On windows, as I understand, std::random_device represents some call to a microsoft crypto API, so you are going to be initializing and destroying some crypto library interface everytime you do this.

It depends on your application, but for general purposes I wouldn't think of this overhead as always negligible. Sometimes it is, and then this is great.

I guess this ties back into your first question:

Instead, this is what I found on most examples/sites/articles:

 std::random_device rd;
 std::mt19937 e{rd()}; // or std::default_random_engine e{rd()};
 std::uniform_int_distribution<int> dist{1, 5};

At least the way I think about it is:

  • std::mt19937 is a very simple and reliable random generator. It is self-contained and will live entirely in your process, not calling out to the OS or anything else. The implementation is mandated by the standard, and at least in boost, it used the same code everywhere, derived from the original mt19937 paper. This code is very stable and it's cross-platform. You can be pretty confident that initializing it, querying from it, etc. is going to compile to similar code on any platform that you compile it on, and that you will get similar performance.

  • std::random_device by contrast is pretty opaque. You don't really know exactly what it is, what it's going to do, or how efficient it will be. You don't even know if it can actually be acquired -- it might throw an exception when you attempt to create it. You know that it doesn't require a seed. You're not usually supposed to pull tons and tons of data from it, just use it to generate seeds. Sometimes, it acts as a nice interface to cryptographic APIs, but it's not actually required to do that and sadly sometimes it doesn't. It might correspond to /dev/random on unix, it might correspond to /dev/urandom/. It might correspond to some MSVC crypto API (visual studio), or it might just be a fixed constant (mingw). If you cross-compile for some phone, who knows what it will do. (And even when you do get /dev/random, you still have the problem that performance may not be consistent -- it may appear to work great, until the entropy pool runs out, and then it runs slow as a dog.)

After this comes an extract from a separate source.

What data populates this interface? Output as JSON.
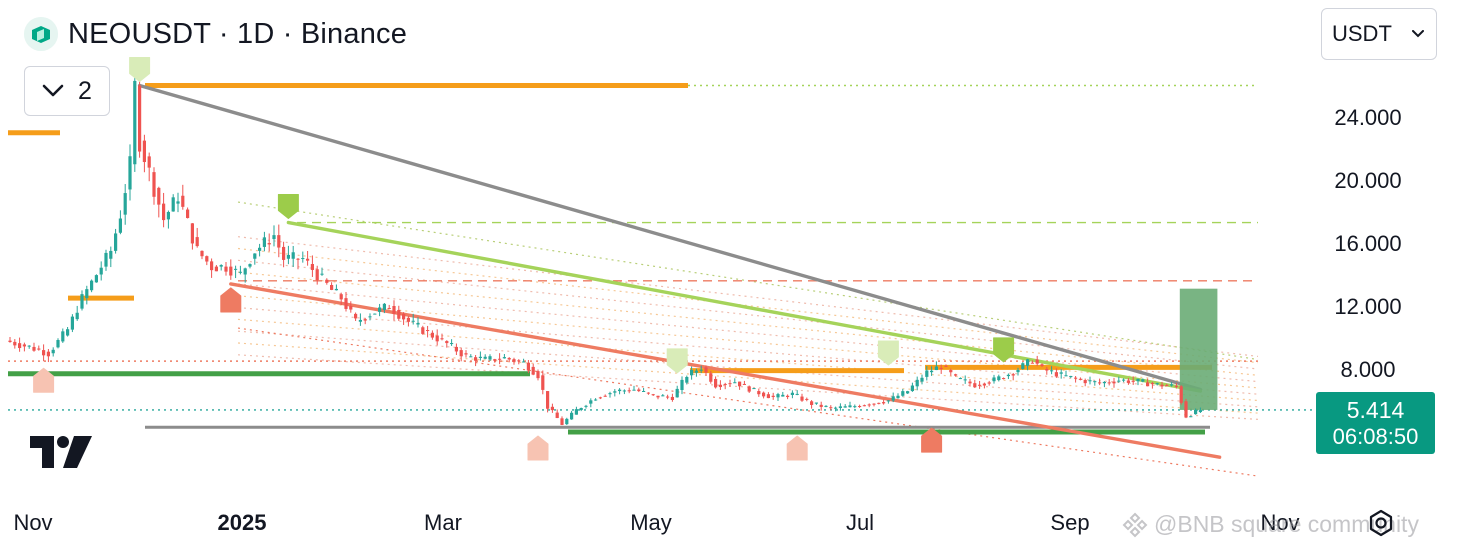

The way I think about it is, std::random_device is supposed to be like an improved version of seeding with time(NULL) -- that's a low bar, because time(NULL) is a pretty crappy seed all things considered. I usually use it where I would have used time(NULL) to generate a seed, back in the day. I don't really consider it all that useful outside of that.

Solution 2:

This article is a good point to start.

I'm going to synthesize just few points:

  • It Has Unknown Cost.

    How costly it is to read a number from this “device”? That is unspecified. It could, for example, be reading from /dev/random on a Linux system, which can block for an extended period waiting for entropy (which is itself problematic for a variety of reasons).

For my personal experience I've notified that std::random_device is usually slower than a simple Pseudo-randomic algorithm. That could be no true in general, but usually it does. That because it may involve physical devices, or other hardware than the simple CPU.

  • It Might Actually Be Deterministic .

    C++11's std::random_device is not required to be nondeterministic! Implementations can and do implement it as a simple RNG with a fixed seed, so it produces the same output for every run of the program.